Este enfrentamiento entre empresas de capital nacional y la de capital extranjero es más que un dato de color en momentos en que el gobierno se esfuerza por exhibirse como abierto a la inversión extranjera. Los borradores del decreto mostraban una mayor inclinación a favor de las empresas de TV por cable que son nacionales. El paralelismo entre cableras/nacionales y telcos/extranjeras es utilizado en la negociación con el gobierno por parte de las telcos como un factor de presión relevante. Luego de haber organizado el Mini Davos en Buenos Aires y de realizar la gira por los EE.UU. para atraer inversiones, que empresas extranjeras operando en Argentina amenacen con llevar el caso al CIADI si se aprueba un decreto que consideran injusto hacia ellas sería un golpe para las aspiraciones del gobierno. Al mismo tiempo, las cableras/nacionales cuentan con medios de comunicación propios desde donde pueden hacer oír sus voces. Algo que implica un riesgo político en un año electoral.

Hay quienes ven detrás de este escenario potencial la razón por la cual el Presidente de la República inició sus vacaciones sin firmar ningún decreto. La intención sería que el mismo resuelva problemas existentes y no que cree nuevos.
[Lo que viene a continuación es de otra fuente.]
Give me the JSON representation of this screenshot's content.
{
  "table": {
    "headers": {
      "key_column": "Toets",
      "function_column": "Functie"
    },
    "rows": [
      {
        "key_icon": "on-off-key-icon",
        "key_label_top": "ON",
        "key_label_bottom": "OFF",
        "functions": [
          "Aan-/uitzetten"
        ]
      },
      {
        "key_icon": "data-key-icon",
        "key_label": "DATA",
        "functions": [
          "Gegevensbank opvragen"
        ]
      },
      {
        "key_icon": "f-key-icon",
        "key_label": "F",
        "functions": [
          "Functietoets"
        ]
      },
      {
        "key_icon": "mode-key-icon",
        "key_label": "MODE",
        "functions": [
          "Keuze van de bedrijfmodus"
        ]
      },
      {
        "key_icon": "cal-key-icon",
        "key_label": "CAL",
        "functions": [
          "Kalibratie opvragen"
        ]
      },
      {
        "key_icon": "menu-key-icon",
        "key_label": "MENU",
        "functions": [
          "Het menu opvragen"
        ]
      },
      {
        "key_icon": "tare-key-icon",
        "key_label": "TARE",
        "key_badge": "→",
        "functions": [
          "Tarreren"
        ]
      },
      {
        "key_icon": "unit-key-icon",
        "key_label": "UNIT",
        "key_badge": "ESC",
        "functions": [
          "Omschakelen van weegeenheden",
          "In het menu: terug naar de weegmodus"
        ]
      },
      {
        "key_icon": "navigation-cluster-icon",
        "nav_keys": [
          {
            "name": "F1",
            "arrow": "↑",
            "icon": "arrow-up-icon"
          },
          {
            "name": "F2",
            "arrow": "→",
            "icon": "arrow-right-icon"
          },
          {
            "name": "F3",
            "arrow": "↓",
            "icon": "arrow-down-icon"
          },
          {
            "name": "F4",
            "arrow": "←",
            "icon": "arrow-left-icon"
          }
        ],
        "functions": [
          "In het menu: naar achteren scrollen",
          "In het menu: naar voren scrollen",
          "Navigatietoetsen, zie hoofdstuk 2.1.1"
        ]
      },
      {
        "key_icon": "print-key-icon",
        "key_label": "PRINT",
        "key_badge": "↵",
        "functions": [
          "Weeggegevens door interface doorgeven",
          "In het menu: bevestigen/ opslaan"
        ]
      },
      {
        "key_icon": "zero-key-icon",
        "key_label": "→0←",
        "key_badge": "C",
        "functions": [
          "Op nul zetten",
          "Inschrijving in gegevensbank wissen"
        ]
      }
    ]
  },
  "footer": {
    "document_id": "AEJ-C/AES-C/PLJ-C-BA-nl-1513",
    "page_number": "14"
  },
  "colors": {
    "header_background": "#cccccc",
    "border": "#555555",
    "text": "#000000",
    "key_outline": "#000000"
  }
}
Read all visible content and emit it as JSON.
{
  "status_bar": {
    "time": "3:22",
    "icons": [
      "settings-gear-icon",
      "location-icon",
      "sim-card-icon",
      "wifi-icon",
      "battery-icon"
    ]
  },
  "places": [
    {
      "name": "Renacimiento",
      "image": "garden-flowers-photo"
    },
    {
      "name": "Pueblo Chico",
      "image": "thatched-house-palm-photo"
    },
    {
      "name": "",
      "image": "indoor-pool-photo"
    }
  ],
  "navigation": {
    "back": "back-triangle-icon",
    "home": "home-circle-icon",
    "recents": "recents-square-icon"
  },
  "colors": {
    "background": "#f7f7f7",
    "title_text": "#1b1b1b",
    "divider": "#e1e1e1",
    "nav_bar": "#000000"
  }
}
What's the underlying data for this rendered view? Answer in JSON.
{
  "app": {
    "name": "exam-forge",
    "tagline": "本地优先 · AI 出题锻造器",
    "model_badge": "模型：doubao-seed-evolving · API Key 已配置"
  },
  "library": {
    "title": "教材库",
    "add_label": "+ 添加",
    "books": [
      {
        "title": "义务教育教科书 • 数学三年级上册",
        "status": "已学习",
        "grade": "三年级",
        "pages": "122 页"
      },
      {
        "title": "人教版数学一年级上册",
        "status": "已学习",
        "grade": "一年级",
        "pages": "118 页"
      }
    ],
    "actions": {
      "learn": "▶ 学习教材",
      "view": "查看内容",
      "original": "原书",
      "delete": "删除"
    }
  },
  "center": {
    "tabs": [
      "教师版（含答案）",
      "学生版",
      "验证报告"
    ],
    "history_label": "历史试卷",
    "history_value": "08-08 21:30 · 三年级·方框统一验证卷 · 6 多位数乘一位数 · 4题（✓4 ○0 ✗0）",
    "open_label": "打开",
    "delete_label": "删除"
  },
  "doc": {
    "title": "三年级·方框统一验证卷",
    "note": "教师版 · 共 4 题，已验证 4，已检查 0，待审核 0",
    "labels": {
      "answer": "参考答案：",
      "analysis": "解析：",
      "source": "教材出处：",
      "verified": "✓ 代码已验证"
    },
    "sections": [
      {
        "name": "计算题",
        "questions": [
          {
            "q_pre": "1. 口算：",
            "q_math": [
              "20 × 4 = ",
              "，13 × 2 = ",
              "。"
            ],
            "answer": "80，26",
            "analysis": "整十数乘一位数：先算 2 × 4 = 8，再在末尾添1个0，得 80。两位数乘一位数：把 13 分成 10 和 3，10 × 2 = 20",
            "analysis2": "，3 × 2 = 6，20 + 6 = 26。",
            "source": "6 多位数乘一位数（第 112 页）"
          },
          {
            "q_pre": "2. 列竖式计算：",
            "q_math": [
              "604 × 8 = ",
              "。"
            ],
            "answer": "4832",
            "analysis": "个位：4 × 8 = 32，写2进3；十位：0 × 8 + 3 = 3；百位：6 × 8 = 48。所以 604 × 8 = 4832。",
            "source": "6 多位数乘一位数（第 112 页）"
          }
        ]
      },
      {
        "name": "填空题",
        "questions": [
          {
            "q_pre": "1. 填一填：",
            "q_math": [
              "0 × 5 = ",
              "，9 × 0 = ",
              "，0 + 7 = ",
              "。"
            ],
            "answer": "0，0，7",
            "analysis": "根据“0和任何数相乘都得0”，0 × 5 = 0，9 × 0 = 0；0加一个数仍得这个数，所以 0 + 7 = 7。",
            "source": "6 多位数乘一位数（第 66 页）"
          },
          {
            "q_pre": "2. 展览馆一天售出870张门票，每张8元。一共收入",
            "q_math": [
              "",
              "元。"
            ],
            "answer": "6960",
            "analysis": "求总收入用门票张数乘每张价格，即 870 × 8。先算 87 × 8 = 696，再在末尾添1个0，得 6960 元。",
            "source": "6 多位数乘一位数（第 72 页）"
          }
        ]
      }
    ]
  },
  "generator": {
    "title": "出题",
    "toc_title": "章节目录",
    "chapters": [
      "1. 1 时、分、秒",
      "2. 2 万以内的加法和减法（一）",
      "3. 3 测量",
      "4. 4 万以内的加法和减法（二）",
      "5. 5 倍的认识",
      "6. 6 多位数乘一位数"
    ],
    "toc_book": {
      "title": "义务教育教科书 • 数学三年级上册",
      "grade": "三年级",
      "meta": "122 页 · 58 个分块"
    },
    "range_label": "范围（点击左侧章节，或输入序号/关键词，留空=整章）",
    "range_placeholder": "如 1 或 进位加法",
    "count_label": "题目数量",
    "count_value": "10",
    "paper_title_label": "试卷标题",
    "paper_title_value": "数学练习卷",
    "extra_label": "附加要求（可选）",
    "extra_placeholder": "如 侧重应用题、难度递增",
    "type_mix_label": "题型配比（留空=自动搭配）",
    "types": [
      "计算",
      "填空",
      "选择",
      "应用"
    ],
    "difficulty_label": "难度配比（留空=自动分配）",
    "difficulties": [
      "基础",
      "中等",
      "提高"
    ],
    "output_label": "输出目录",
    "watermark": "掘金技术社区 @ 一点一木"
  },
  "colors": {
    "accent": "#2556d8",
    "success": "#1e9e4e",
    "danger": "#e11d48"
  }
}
Algo que se verá cuando el decreto finalmente vea la luz.

Balance amargo

Cuando quedan pocos días para cerrar el 2016, es hora de hacer un repaso de este año que arrancó con enormes expectativas y que cierra con gusto a poco.

La política respecto de la convergencia arrancó con la creación del Ministerio de Comunicaciones, pero tuvo su primera definición de peso con el decreto 267. El mismo quiso ser la piedra fundacional de una nueva era en las telecomunicaciones argentinas y terminó siendo un corsé. Es que, así como el decreto desactivó ciertas normas existentes que limitaban la expansión de las redes de TV por cable (y por lo tanto de banda ancha), también implicó un paso atrás para las empresas de telecomunicaciones, que vieron cómo se les quitaba la posibilidad de dar servicios de TV que les habían conferido un año atrás. A esto se sumó el impedimento de dar servicios de conectividad a los proveedores de TV satelital. Como enfoque convergente, resultó muy sui generis.

Desde el punto de vista administrativo, la actual gestión se destacó por “sacar trámites” cuyos expedientes se acumularon en el ENACOM. Entre ellos la compra de Nextel por parte de Cablevisión y la toma de control de Telecom por parte de Fintech (que recibió además el visto bueno de la CNDC), a lo que luego se sumó la compra por parte de Cablevisión de diversos ISP inalámbricos. Fue una gestión expeditiva desde el punto de vista burocrático, más aún contrastando con la administración anterior donde hasta el trámite más sonso estaba condenado a juntar polvo.

Este cuadro de situación hizo que tanto Telefónica como Claro (ambos operadores de TV paga en otros países) focalizaran sus inversiones en el desarrollo de la red celular, como venían haciendo, sin desesperarse por la inversión en la red fija, necesitada de un ARPU superior que la justifique. Telecom aprovechó este impasse para hacer su propia reconversión luego de la toma del control por Fintech que produjo el inevitable recambio en el management. Cablevisión siguió desarrollando normalmente su producto fijo, pero no pudo hacerlo con el móvil. La falta de espectro, que busca solucionar con la reatribución del obtenido por la compra de los ISP, hizo que no pudiera avanzar como hubiese deseado en la migración de su red iDen a una red 4G. Por el lado de DirecTV, logró seguir avanzando con la posibilidad de ofrecer acceso a Internet, aunque en forma precaria desde el punto de vista regulatorio. En este escenario general, con los diversos actores con el freno de mano puesto, no hay que preguntarse por qué no llovieron las inversiones que se esperaban por parte del sector convergente.

Desde el gobierno entendieron que el marco regulatorio montado no resultó lo que pensaron. Por ello se aprestan a emitir un nuevo decreto que, dicen, corregirá algunos de los puntos en los que falló el decreto 267. Una norma que se viene discutiendo y negociando desde hace meses. Mientras tanto, no se pudo cumplir con el objetivo inicial de tener un proyecto de ley de convergencia para fines de este año. El plazo se ha estirado al primer semestre del año entrante. Las dificultades para emitir un decreto que corrija algunos de los varios puntos clave en los que falló el 267, una decisión exclusiva del Poder Ejecutivo, dan la pauta de lo difícil que podrá ser acordar una ley con la oposición en el Congreso. Más en un 2017 que será un año electoral. Buena suerte.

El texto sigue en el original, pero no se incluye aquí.